You’ll usually find Cindi Riano bringing the plates forward and doting on the customers as she tends the front of house. Riano grew up in Chattahoochee and has an all-in commitment to Austin’s business. And, with his blessings, she’s started a side business of her own with skills she honed there: She creates her own cheese-and-meats party platters, an offering that Austin has on his menu as well and something he taught her the fine points of as she came on board just a year into his opening.
Back in the kitchen “Big Ron” Williams serves as sous chef. His rise to that position is the classic story: He started as a dishwasher. He’d watched his grandmother, Mary Jones, cook all his life and learned as much from her as possible. One day when things were extra busy at Rutabaga, Austin asked him to lend a hand on the food side. From there, his responsibilities behind the stove began to grow and soon someone else took over the majority of the cleanup.
He often finishes what Austin starts in the kitchen and helps in the prep as well. For instance, on Wednesday Austin started a grouper-with-truffle sauce dish and Williams saw it through to its finish, topping off the entre with the café’s signature three-shrimp crown.

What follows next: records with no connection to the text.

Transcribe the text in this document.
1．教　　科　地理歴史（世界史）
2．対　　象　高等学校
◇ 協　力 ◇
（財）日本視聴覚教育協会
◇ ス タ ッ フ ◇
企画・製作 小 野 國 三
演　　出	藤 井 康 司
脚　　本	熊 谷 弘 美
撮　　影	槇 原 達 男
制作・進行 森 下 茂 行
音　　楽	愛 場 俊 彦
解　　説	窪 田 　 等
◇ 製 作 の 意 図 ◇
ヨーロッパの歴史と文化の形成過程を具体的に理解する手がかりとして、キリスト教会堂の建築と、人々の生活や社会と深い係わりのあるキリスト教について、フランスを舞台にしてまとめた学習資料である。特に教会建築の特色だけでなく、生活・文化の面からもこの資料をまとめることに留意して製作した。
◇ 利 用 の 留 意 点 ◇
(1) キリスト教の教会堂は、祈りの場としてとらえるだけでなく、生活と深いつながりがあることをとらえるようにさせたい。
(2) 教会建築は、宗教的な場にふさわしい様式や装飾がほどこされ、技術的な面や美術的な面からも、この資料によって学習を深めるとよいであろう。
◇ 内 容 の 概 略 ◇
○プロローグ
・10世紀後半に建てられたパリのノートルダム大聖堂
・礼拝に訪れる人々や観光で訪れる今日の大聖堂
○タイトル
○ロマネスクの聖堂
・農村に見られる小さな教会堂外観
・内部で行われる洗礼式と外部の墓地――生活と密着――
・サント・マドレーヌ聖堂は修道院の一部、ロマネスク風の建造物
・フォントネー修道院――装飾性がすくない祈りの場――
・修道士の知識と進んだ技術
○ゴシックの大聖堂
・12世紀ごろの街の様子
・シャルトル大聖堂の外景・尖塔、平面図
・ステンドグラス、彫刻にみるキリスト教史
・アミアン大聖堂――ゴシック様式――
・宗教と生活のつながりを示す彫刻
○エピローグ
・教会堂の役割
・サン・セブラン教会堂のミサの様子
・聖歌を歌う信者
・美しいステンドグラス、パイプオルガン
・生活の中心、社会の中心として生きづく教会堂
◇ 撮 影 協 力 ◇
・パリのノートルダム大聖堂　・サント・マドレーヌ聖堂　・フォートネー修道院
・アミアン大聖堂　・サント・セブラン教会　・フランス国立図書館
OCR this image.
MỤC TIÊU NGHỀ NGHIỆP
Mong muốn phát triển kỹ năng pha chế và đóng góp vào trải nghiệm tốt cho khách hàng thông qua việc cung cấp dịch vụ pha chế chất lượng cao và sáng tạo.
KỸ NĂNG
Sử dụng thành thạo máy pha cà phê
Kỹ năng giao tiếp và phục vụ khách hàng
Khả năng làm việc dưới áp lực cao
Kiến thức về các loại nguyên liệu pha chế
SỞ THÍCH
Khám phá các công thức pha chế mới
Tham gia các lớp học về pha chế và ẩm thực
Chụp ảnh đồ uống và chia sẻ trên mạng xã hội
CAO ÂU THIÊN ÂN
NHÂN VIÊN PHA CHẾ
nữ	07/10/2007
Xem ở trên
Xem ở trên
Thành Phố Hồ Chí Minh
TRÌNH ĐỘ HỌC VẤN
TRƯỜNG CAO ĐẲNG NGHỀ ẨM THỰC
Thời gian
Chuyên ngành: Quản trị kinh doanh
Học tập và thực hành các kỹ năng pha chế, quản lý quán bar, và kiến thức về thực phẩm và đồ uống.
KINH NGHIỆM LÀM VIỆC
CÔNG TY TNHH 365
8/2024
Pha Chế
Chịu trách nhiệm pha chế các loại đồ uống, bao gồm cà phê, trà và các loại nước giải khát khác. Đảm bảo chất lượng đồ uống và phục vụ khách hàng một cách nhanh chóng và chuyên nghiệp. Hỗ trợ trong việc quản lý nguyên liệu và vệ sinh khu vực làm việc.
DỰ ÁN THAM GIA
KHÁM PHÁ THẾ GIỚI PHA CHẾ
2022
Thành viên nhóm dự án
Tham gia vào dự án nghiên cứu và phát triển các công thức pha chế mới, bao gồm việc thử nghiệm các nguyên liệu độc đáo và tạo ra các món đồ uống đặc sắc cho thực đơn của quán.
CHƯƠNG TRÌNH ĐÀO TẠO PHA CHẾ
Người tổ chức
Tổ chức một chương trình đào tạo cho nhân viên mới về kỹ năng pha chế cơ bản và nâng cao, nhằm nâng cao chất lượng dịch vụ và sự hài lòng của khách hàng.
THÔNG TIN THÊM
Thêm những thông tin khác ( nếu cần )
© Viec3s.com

Just prior to that, Williams had helped keep an eye on the cast iron skillet that Austin would use to cook two filet mignon servings. The skillet was handed down to Austin from his grandmother, Lula Jane McCoy. It was smoking hot by the time Austin dropped the meats in, and alongside it was a gravy being prepped. Austin had also just pulled a big pot of mixed greens off an eye, where flames could be seen licking hungrily up around the base of the pot.
The kitchen is a place where no one is idle for more than a few seconds at a time, and the bodies dodge each other constantly as service continues for diners inside and at a small outdoor section. The restaurant may also soon open a larger outdoor space where customers can view the sometimes stunning sunsets across the Apalachicola River.
Austin said he’s glad he chose to open and stick with his café through the tough times brought on by Hurricane Michael and the COVID-19 pandemic.
“I’ve fought and fought and fought for this place,” Austin said. “I love it. It’s tough — you have to find your niche and you have to believe and work very hard. I think I’ve found mine and everybody here works very hard. We do it together.”